The dominating position of downhole motor technology radically influenced the development of oil producing industry in the FSU and encouraged a large number of new trends in development of drilling methods. Among those are horizontal and multilateral borehole drilling; horizontal boreholes sidetracking through a cased hole; drilling 394-1,000 mm diameter upper intervals of deep wells using the rotary-turbodrill system (RTB) and others.
To pursue the experience gained during VNIIBT work and during scientific drilling, for the last 15 years the Aquatic Company has been developing two technologies that deserve special mention here.
Drill Pipes Become Lighter When Using Aluminium
The first research work and experiments with aluminum drill pipes (ADP), started in the second half of 1950s and gave positive results.
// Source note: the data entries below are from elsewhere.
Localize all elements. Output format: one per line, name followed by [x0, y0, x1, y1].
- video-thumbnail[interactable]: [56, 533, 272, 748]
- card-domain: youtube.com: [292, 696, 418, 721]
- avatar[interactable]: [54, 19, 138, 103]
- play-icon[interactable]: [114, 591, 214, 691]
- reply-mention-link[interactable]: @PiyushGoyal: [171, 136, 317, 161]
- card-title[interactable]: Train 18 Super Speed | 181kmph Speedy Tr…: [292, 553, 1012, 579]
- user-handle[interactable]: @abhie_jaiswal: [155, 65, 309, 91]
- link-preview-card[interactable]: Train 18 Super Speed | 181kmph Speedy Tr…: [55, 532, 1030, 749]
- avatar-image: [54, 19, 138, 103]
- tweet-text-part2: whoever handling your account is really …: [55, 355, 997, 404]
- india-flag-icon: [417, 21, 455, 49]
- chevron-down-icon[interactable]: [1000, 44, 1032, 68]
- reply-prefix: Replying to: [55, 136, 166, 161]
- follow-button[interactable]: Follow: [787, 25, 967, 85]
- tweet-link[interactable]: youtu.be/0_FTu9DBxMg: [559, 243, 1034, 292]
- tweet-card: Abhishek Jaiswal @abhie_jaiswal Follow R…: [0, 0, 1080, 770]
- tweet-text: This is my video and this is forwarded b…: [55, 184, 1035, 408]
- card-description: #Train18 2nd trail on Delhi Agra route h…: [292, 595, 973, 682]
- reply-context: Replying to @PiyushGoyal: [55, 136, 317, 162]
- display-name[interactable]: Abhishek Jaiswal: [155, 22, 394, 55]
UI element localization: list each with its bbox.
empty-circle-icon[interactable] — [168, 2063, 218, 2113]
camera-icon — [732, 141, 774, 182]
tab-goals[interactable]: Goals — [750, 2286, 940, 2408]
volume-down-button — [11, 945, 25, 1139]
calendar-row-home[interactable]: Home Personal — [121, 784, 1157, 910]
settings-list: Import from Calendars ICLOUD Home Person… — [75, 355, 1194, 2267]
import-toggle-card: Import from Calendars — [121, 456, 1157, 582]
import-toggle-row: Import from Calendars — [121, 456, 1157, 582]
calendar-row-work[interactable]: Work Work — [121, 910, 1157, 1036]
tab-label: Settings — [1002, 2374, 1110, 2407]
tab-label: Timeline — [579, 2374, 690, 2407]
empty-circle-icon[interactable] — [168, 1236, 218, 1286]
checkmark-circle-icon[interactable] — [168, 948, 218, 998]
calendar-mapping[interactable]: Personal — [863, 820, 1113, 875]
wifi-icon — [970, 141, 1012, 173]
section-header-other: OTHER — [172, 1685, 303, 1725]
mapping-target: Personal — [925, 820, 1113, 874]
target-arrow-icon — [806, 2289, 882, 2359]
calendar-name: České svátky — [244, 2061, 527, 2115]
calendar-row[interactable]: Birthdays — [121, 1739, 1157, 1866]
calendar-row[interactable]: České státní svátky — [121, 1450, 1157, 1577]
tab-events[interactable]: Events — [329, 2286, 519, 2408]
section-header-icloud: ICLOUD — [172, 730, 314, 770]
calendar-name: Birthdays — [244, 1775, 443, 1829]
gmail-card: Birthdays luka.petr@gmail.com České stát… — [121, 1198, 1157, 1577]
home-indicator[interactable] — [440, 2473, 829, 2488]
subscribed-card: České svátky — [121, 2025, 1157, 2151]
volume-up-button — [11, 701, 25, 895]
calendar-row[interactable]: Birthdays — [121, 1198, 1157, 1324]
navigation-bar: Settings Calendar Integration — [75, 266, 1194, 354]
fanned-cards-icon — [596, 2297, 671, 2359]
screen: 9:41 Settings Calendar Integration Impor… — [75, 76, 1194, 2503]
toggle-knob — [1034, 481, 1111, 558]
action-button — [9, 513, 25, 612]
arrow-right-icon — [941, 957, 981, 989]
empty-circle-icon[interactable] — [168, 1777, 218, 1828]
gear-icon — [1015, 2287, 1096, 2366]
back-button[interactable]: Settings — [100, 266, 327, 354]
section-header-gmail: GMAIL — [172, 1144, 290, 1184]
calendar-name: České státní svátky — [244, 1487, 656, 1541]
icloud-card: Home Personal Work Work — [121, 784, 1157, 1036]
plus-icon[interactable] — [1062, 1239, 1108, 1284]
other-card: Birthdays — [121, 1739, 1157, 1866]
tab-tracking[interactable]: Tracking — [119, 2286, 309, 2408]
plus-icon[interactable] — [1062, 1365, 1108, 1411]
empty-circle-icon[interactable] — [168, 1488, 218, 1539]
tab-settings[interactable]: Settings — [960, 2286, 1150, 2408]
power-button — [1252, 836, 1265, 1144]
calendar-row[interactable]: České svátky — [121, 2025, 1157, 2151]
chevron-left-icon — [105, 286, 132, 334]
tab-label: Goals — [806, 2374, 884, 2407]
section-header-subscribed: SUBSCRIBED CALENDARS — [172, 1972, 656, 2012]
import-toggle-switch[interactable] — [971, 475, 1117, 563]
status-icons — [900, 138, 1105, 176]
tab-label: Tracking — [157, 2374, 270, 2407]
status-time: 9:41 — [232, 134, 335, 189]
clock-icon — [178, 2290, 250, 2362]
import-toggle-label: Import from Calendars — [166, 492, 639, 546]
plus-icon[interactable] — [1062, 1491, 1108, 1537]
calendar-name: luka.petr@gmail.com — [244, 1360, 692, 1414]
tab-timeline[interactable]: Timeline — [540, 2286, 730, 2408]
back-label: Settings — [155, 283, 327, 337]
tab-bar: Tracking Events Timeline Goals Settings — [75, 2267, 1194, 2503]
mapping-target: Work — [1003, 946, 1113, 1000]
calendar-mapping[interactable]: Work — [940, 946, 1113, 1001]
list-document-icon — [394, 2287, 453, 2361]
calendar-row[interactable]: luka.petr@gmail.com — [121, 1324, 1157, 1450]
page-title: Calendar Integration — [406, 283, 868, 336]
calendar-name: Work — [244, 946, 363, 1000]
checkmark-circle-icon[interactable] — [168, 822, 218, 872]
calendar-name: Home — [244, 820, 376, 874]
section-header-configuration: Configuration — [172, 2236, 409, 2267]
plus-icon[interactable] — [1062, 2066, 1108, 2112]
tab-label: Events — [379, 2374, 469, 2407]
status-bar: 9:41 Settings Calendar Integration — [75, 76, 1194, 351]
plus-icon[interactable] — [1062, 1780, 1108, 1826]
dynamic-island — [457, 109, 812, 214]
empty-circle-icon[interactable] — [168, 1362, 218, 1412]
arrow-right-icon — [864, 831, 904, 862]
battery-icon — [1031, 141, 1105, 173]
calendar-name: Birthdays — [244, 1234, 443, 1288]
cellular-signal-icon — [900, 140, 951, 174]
During the following years, ADP was widely used, especially in drilling directional wells combined with both hydraulic and electrical motors. ADP accounted for 60 percent of the total drill pipe consumption. Wide use of ADP enabled a substantial reduction of loads applied to rig hoisting equipment, reduced trip time, lowered hydraulic losses in the borehole, as well as lower transportation costs. ADP was successfully used in rotary drilling as well. The program of drilling scientific superdeep boreholes encourages development of stronger and more reliable ADP able to transmit higher tension and torque. Pipes marked LAIDP were successfully used when drilling Kola SG-3, Urals SG-4, Krivoy Rog SG-8 and other scientific wells in the 1980s.
Last six years provided significant growth of LAIDP demand in Russia. This was due to several reasons. Firstly, field development required deeper wells with significant horizontal displacement. Secondly, most of the drilling rigs in service have hook load capacity 75 and 125 tons. Besides, the Russian drilling industry gained significant experience in using aluminum drillpipes, especially in West Siberia.